Question 4 True / False
Singular cardinals are rare and exotic: regular cardinals predominate in the hierarchy, and singular ones appear primarily at isolated points.
TTrue
FFalse
Answer: False
Singular cardinals vastly outnumber regular ones by density. Every successor cardinal (ℵ₁, ℵ₂, ℵ₃, ...) is regular, but every limit cardinal whose index has smaller cofinality is singular: ℵ_ω, ℵ_{ω+ω}, ℵ_{ω²}, ℵ_{ω_ω}, and many others are all singular. The singular cardinals are densely packed throughout the hierarchy; the regular cardinals are the exceptions, not the rule.
Question 5 Short Answer
Use the definition of singular cardinals and König's theorem to explain why 2^{ℵ₀} cannot equal ℵ_ω.
Think about your answer, then reveal below.
Model answer: ℵ_ω is singular with cf(ℵ_ω) = ω = ℵ₀. König's theorem states cf(2^κ) > κ for any cardinal κ. Setting κ = ℵ₀ gives cf(2^{ℵ₀}) > ℵ₀. But if 2^{ℵ₀} = ℵ_ω, then cf(2^{ℵ₀}) = cf(ℵ_ω) = ω = ℵ₀ ≤ ℵ₀, directly contradicting König's inequality. Therefore 2^{ℵ₀} ≠ ℵ_ω is provable in ZFC without additional axioms.

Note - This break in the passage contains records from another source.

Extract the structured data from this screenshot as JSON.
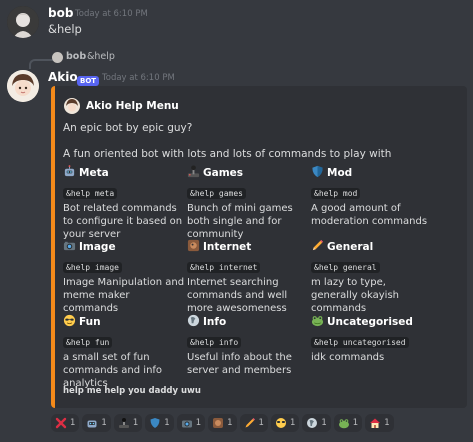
{
  "message_user": {
    "username": "bob",
    "timestamp": "Today at 6:10 PM",
    "text": "&help"
  },
  "reply_ref": {
    "username": "bob",
    "text": "&help"
  },
  "bot_message": {
    "username": "Akio",
    "badge": "BOT",
    "timestamp": "Today at 6:10 PM"
  },
  "embed": {
    "accent_color": "#f48a1a",
    "author": "Akio Help Menu",
    "description_1": "An epic bot by epic guy?",
    "description_2": "A fun oriented bot with lots and lots of commands to play with",
    "fields": [
      {
        "name": "Meta",
        "icon": "robot-icon",
        "code": "&help meta",
        "value": "Bot related commands to configure it based on your server"
      },
      {
        "name": "Games",
        "icon": "joystick-icon",
        "code": "&help games",
        "value": "Bunch of mini games both single and for community"
      },
      {
        "name": "Mod",
        "icon": "shield-icon",
        "code": "&help mod",
        "value": "A good amount of moderation commands"
      },
      {
        "name": "Image",
        "icon": "camera-icon",
        "code": "&help image",
        "value": "Image Manipulation and meme maker commands"
      },
      {
        "name": "Internet",
        "icon": "globe-icon",
        "code": "&help internet",
        "value": "Internet searching commands and well more awesomeness"
      },
      {
        "name": "General",
        "icon": "pencil-icon",
        "code": "&help general",
        "value": "m lazy to type, generally okayish commands"
      },
      {
        "name": "Fun",
        "icon": "sunglasses-face-icon",
        "code": "&help fun",
        "value": "a small set of fun commands and info analytics"
      },
      {
        "name": "Info",
        "icon": "info-icon",
        "code": "&help info",
        "value": "Useful info about the server and members"
      },
      {
        "name": "Uncategorised",
        "icon": "frog-icon",
        "code": "&help uncategorised",
        "value": "idk commands"
      }
    ],
    "footer": "help me help you daddy uwu"
  },
  "reactions": [
    {
      "icon": "x-icon",
      "count": "1"
    },
    {
      "icon": "robot-icon",
      "count": "1"
    },
    {
      "icon": "joystick-icon",
      "count": "1"
    },
    {
      "icon": "shield-icon",
      "count": "1"
    },
    {
      "icon": "camera-icon",
      "count": "1"
    },
    {
      "icon": "globe-icon",
      "count": "1"
    },
    {
      "icon": "pencil-icon",
      "count": "1"
    },
    {
      "icon": "sunglasses-face-icon",
      "count": "1"
    },
    {
      "icon": "info-icon",
      "count": "1"
    },
    {
      "icon": "frog-icon",
      "count": "1"
    },
    {
      "icon": "house-icon",
      "count": "1"
    }
  ]
}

This is a clean example of how cofinality constraints propagate through cardinal arithmetic. König's theorem acts as a filter on what values cardinal exponentiation can take: the result must have cofinality greater than the base cardinal. Any singular cardinal with cofinality ≤ ℵ₀ is immediately ruled out as the value of 2^{ℵ₀}. This shows that ZFC, despite leaving the exact value of the continuum undetermined, still imposes non-trivial structural constraints on what that value can be.